Algorithms_6_HashTable

A hash table is a generalization of the simpler notion of an ordinary array. Directly addressing into an ordinary array makes effective use of our ability to examine an arbitrary position in an array in big O(1) time. Direct addressing is applicable when we can afford to allocate an array that has one position for every possible key.

  When the number of keys actually stored is small relative to the total number of possible keys, Hash tables become an effective alternative to directly addressing an array, since a hash table typically use an array of size proportional to the number of keys actually stored.

  Instead of using the key as an array index directly, the array index is computed from the key.

  Direct-address table is a simple technique that works well when the universe U of keys is reasonably small.

  When the set k of keys stored in a dictionary is much smaller than the universal U of all possible keys, a hash table require much less storage than a direct-address table.

  With direct addressing, an element with key k is stored in slot k. With hashing the element is stored in slot h(k), so h(k) is the hash value of key k. There is one hitch: two keys may hash to the same slot, We call this situation a collision. In chaining, we put all the elements that hash to the same slot in a linked list.

  A good hash function satisfies the assumption of simple uniform hashing: each key is equally likely to hash to any of the m slots, independently of where any other key has hash to .

  The division method computes the hash value as the remainder when the key is divided by a specified prime number. This method frequently gives good results, assume that the prime number is chosen to be unrelated to any patterns in the distribution of keys.

 In the division method for creating hash function. We map a key k into one of m slots by taking the remainder of k divided by m. That is, h(k) = k mod m , etc, size m=12 k=100 h(k) =4

 When using the division method, we usually avoid certain value of m, For example, m should not be a power of 2 .

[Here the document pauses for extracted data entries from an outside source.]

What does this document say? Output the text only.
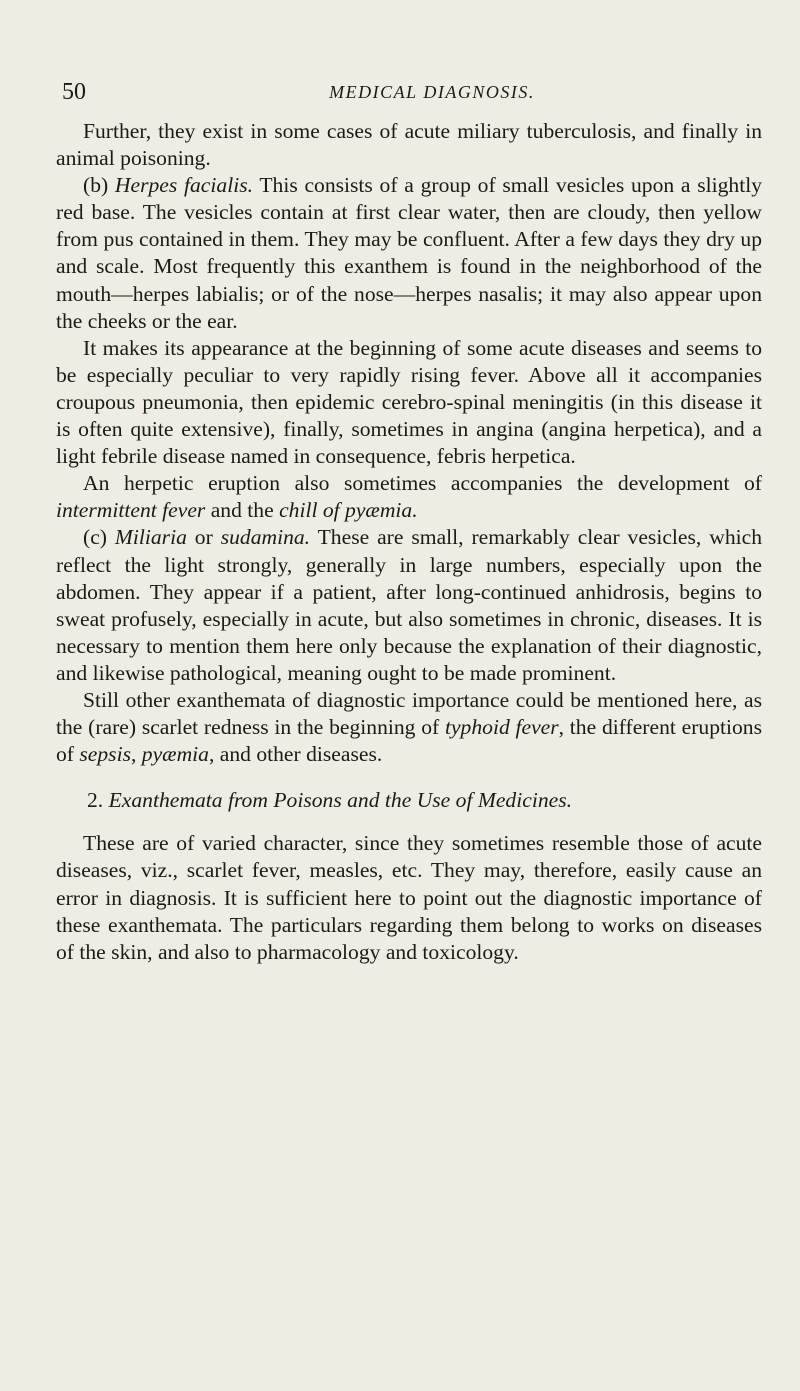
50	MEDICAL DIAGNOSIS.

Further, they exist in some cases of acute miliary tuberculosis, and finally in animal poisoning.

(b) Herpes facialis. This consists of a group of small vesicles upon a slightly red base. The vesicles contain at first clear water, then are cloudy, then yellow from pus contained in them. They may be confluent. After a few days they dry up and scale. Most frequently this exanthem is found in the neighborhood of the mouth—herpes labialis; or of the nose—herpes nasalis; it may also appear upon the cheeks or the ear.

It makes its appearance at the beginning of some acute diseases and seems to be especially peculiar to very rapidly rising fever. Above all it accompanies croupous pneumonia, then epidemic cerebro-spinal meningitis (in this disease it is often quite extensive), finally, sometimes in angina (angina herpetica), and a light febrile disease named in consequence, febris herpetica.

An herpetic eruption also sometimes accompanies the development of intermittent fever and the chill of pyæmia.

(c) Miliaria or sudamina. These are small, remarkably clear vesicles, which reflect the light strongly, generally in large numbers, especially upon the abdomen. They appear if a patient, after long-continued anhidrosis, begins to sweat profusely, especially in acute, but also sometimes in chronic, diseases. It is necessary to mention them here only because the explanation of their diagnostic, and likewise pathological, meaning ought to be made prominent.

Still other exanthemata of diagnostic importance could be mentioned here, as the (rare) scarlet redness in the beginning of typhoid fever, the different eruptions of sepsis, pyæmia, and other diseases.

2. Exanthemata from Poisons and the Use of Medicines.

These are of varied character, since they sometimes resemble those of acute diseases, viz., scarlet fever, measles, etc. They may, therefore, easily cause an error in diagnosis. It is sufficient here to point out the diagnostic importance of these exanthemata. The particulars regarding them belong to works on diseases of the skin, and also to pharmacology and toxicology.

 A prime not too close to an exact power of 2 is often a good choise for m

 The multiplication method for creating hash functions operates in 2 steps. First, we multiply the key k by a constant A in the range 0<A<1 and extract the fractional part of kA. Then, we multiply this value by m and take the floor of the result.

 H(k) = m(kA mod 1)

 kA mod 1 means the fractional part of kA

 An advantage of the multiplication method is that the value of m is not critical. We typically choose it to be a power of 2, since we can then easily implement the function on most computers as follows.

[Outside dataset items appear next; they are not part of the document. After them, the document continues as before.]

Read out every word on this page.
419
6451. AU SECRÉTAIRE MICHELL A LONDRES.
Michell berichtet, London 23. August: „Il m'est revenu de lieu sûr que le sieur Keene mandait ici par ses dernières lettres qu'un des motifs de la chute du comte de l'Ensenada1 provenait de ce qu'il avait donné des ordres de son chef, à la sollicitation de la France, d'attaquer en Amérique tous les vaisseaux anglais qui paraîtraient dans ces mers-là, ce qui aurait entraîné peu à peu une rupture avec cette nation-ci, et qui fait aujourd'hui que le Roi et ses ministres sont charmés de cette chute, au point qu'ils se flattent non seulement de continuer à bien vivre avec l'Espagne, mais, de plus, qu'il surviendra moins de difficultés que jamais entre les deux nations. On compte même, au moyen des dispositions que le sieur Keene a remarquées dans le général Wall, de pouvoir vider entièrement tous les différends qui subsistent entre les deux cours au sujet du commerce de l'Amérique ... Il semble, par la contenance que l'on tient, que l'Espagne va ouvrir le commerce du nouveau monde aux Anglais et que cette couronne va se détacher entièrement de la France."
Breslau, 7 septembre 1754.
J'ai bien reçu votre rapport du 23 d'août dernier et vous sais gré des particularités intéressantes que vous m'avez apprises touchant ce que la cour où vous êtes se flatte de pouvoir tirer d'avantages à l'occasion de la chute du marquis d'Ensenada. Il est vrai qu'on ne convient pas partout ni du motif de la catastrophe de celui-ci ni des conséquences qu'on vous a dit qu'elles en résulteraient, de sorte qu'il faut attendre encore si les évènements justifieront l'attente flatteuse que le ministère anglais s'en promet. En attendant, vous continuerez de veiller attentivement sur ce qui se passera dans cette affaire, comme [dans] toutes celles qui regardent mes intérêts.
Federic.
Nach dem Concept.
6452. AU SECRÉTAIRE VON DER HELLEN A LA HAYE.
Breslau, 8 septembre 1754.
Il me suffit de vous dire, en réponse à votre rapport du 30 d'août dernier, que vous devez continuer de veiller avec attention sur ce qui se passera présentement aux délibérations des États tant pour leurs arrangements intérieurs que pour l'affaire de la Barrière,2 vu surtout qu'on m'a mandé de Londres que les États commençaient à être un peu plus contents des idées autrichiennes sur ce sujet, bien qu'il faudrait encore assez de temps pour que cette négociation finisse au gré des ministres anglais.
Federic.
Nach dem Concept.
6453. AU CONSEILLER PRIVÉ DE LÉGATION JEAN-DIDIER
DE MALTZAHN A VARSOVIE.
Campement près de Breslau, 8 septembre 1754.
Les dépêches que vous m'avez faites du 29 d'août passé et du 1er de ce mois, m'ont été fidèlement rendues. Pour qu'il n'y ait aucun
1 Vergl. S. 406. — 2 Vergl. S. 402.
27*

 The main idea behind universal hashing is to select the hash function at random from a carefully designed class of functions at the beginning of exexution.

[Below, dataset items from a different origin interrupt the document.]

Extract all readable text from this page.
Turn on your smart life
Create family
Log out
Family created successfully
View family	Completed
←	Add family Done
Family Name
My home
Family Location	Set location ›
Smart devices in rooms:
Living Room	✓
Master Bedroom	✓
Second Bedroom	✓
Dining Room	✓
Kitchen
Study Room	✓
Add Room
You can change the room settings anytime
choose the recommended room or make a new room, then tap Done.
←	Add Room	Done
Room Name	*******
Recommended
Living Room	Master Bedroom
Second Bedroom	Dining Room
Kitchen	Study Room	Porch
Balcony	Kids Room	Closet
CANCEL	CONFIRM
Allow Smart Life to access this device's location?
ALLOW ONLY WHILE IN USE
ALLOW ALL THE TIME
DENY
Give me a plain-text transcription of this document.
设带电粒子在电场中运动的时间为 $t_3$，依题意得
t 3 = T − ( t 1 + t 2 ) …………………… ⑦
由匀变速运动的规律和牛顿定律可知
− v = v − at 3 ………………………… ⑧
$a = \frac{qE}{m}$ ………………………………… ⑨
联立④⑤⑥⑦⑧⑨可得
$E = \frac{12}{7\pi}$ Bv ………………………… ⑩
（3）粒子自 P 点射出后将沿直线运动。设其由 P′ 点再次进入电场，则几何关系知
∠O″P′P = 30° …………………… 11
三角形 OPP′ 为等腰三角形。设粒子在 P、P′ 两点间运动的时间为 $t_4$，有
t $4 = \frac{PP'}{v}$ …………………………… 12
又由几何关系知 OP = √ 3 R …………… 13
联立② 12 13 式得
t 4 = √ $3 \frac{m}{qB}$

 Designing a universal class of hash functions by choosing a prime number p large enough so that every possible key k is in the range 0 to p-1, inclusive, Let Z1 denote the set {0,1,2…..p-1}，and let Z2 denote the set {1,2,3……p-1}. Because we assume that the size of the universal of keys is greater than the number of slots in the hash table ,we have p>m

 Ha,b(k) = ((ak+b) mod p) mod m

 Etc p=17 m=6

 H3,4(8) =5

Perfecting hashing : The basic idea to create a perfect hashing scheme is simple. We use a  two-level hashing scheme with universal hashing at each level.